'Four Christmases' for this Christmas?

by Shen Shi'an, The Buddhist Channel, Dec 3, 2008

Dharma-Inspired Movie Review: www.fourchristmasesmovie.com

Singapore -- 'Four Christmases' is a comical portrayal of the paradox of family - in terms of the love-hate relationships we have with sometimes rivaling siblings, smothering parents, demanding spouses and tiresome kids.

The protagonists are a couple - who chose to be committed to not being committed, so as to free themselves from the pressures of marriage. This is because both were haunted by the possibility of walking in their divorced parents' footsteps.

Ironically, the pressure to be committed to being committed arose later. Are humans inclined towards commitment, non-commitment, betrayal or re-commitment? With worldwide divorce rates and (re)marriages on the rise, it is hard to tell! Perhaps humans are inclined towards change. As the Buddha discovered, there is no unchanging self anyway. That however, doesn't mean love is a farce, because love can change - to be more and more true!

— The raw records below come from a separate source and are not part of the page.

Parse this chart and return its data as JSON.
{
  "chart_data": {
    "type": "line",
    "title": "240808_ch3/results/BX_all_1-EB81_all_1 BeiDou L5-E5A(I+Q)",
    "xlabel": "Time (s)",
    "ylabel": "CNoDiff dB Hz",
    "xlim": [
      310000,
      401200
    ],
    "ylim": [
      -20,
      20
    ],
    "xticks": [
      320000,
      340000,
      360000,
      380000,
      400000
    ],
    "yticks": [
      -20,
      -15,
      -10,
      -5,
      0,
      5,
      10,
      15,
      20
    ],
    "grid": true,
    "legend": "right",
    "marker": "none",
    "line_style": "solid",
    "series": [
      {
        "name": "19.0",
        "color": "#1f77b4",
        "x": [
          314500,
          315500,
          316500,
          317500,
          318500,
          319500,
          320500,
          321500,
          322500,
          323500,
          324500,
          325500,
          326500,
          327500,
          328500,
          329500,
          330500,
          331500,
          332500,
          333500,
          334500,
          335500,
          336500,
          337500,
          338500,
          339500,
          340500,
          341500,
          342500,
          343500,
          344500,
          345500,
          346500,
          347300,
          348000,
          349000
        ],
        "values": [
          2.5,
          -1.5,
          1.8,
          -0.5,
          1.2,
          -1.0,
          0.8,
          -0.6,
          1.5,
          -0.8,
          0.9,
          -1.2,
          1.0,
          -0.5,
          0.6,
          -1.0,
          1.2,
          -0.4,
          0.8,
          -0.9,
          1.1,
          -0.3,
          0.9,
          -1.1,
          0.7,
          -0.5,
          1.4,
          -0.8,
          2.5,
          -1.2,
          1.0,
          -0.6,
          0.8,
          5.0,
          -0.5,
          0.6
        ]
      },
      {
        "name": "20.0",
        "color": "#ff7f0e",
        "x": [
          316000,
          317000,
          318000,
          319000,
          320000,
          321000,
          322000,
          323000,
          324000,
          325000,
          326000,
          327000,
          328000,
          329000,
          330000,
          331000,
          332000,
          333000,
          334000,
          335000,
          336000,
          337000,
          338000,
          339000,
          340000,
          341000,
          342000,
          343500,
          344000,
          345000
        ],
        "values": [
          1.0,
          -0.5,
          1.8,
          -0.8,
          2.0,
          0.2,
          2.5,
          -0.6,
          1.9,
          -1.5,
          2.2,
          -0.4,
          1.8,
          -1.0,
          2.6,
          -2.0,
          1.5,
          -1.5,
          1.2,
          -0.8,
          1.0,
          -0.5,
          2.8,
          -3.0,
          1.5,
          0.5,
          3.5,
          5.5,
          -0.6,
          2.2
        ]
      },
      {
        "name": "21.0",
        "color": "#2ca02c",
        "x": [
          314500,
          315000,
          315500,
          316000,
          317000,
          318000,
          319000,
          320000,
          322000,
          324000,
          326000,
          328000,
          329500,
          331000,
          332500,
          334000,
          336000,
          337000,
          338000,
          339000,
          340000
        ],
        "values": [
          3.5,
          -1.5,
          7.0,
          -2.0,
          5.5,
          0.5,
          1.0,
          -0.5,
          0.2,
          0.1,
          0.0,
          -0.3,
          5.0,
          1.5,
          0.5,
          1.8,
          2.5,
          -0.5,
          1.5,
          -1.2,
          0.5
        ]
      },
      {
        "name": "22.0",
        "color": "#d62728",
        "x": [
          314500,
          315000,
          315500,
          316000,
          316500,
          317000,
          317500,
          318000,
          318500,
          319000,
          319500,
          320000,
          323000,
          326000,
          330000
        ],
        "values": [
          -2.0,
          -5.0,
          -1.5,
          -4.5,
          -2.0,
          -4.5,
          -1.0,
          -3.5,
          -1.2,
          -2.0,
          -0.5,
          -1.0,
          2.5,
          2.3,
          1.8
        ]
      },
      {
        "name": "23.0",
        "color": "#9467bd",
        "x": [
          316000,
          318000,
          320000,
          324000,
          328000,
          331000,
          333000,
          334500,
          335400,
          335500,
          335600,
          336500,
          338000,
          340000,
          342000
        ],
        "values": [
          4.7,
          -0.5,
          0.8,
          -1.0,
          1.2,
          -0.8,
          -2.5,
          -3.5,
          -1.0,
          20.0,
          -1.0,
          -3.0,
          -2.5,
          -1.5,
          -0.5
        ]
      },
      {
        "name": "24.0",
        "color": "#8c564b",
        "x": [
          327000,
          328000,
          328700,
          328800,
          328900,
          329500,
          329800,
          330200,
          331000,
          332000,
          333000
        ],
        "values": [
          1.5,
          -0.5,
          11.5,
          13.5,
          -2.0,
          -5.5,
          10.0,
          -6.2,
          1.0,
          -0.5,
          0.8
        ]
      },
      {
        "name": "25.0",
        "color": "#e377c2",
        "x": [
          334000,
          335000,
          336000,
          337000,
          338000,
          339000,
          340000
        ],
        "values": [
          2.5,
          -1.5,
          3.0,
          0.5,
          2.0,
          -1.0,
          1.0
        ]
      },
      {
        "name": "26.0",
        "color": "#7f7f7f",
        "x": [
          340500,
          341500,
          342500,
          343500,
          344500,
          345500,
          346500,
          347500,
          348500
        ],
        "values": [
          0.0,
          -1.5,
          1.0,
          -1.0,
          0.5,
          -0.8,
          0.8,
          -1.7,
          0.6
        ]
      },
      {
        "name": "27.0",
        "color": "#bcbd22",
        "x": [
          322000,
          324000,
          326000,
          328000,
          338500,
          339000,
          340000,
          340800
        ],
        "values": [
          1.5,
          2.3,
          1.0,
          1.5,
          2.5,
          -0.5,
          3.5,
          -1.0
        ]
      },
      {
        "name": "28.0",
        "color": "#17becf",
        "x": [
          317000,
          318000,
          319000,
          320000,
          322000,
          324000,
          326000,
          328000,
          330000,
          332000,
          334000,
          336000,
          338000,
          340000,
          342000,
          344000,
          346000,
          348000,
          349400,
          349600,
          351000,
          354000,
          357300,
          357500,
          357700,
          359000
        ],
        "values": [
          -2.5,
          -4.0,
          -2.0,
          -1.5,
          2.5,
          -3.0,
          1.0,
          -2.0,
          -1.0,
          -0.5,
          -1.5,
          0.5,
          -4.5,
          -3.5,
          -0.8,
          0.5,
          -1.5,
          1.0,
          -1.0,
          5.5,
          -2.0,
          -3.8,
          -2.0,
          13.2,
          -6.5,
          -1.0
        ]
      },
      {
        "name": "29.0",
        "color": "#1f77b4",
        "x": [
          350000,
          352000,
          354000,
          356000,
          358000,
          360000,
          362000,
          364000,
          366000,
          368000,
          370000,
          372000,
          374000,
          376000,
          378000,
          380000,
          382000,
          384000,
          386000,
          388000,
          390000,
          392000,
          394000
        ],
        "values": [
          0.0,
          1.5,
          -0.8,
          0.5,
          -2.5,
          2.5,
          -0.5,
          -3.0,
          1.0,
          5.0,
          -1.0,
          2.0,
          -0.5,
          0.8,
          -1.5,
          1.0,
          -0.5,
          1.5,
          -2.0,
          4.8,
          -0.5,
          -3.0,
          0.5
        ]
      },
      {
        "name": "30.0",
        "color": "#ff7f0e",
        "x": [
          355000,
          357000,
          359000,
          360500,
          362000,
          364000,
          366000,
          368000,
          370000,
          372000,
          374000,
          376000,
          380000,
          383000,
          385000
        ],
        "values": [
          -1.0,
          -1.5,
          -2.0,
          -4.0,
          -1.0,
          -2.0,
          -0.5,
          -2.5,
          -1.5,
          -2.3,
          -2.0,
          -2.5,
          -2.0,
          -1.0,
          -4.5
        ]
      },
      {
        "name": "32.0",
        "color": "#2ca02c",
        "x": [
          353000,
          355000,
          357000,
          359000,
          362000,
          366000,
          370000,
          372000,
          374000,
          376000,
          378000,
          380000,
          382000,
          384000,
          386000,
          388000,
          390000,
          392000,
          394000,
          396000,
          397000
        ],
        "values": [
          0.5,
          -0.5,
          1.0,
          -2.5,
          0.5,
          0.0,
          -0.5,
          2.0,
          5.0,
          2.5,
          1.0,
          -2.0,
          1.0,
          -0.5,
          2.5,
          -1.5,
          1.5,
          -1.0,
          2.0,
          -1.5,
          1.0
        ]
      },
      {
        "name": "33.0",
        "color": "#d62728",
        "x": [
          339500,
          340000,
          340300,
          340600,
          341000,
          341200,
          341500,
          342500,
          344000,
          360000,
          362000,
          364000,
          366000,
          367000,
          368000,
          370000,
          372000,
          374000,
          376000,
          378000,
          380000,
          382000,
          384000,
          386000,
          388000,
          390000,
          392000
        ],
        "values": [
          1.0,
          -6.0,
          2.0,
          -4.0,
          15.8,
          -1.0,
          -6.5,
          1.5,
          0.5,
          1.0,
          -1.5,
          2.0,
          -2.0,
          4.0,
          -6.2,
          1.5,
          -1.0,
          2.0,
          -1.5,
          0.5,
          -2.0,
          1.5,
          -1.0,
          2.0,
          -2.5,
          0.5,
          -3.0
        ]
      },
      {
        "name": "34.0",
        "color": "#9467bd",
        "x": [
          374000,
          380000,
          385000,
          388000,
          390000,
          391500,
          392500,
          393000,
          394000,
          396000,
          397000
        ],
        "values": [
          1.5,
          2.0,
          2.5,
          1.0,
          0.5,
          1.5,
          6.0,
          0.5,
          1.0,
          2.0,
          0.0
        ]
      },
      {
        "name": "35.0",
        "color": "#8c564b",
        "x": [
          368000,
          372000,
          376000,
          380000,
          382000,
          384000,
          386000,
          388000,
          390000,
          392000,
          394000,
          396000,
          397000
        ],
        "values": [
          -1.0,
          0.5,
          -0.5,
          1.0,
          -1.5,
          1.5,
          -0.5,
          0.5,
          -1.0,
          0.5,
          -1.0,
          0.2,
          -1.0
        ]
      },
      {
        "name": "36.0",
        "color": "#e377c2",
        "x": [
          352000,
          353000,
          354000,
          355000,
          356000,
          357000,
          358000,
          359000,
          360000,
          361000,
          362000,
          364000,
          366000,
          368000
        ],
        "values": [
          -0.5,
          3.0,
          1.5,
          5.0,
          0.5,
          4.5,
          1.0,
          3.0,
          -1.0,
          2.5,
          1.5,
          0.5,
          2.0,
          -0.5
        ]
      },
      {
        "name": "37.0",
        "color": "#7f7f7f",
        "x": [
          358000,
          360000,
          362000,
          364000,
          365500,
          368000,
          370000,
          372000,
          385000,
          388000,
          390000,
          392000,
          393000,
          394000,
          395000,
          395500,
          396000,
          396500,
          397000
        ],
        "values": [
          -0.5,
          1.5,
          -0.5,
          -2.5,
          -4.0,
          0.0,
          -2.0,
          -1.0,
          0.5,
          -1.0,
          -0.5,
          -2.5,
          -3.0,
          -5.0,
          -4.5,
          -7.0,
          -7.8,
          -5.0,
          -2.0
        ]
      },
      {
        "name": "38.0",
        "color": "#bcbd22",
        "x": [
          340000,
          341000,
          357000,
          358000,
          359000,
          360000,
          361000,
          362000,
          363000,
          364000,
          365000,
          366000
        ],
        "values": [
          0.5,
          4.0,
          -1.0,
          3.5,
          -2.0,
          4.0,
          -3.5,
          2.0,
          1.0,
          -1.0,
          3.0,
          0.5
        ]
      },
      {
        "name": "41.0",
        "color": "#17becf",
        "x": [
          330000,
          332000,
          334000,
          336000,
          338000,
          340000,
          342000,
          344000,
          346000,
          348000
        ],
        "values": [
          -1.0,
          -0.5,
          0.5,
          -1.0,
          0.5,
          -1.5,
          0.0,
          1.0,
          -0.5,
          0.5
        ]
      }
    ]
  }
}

Those who are supposed to love you the most might occasionally be the ones you hate the most. As the saying goes, 'You can choose your friends, but you cannot choose your family.' But how true is that? We cannot choose our parents and siblings in the sense that we cannot change our familial connections now - unless you disown them! But how about choosing to befriend our family members? Does that not change our family to be friends?

Karmically speaking, we did somehow choose our family - through the karma we have created in our past lives. Yes, we get what we deserve. The package includes our blood parents and siblings. No more excuses for the course of your life being 'scarred' by your family. No more blaming of your parents for 'bad genes'. Birds of similar karmic feathers flock together. No genes were really passed on to you. You create, maintain and change your own tendencies.

But as mentioned, all is subject to change. Living together, all in the family interact and respond in the ways they choose. It is not just the case that parents nurture the children; the children can nurture the parents in return too - for better or worse. Since we deserve our families, why not do our best to nurture them with compassion and wisdom? This the couple struggles to do, when they were 'forced' to spend Christmas with their four 'separated' families!

The issue of whether to have kids or not was discussed too. Buddhists should reflect thus - Why do we want kids? If it's to bring joy to oneself, it's a tad selfish? If it's to bring 'joy to the world', it's okay? (Hey, it's a Christmas movie!) But what about bringing joy to the kids themselves too? How about aspiring to nurture happy future Bodhisattvas and Buddhas? In a world facing over-population and pollution, we need the next generation to be extraordinary!

Are kids bundles of joy or burden? Or are they both... in alternation? Ask Mum and Dad what kind of a bundle you were! Just as we dread growing up to 'inherit' the negative traits of our parents, we should be mindful too, not to let our kids pick up our faults. Whether we decide to marry or not, to have kids or not, we should always nurture one another's compassion and wisdom - for making the one big family of humanity a closer knitted one!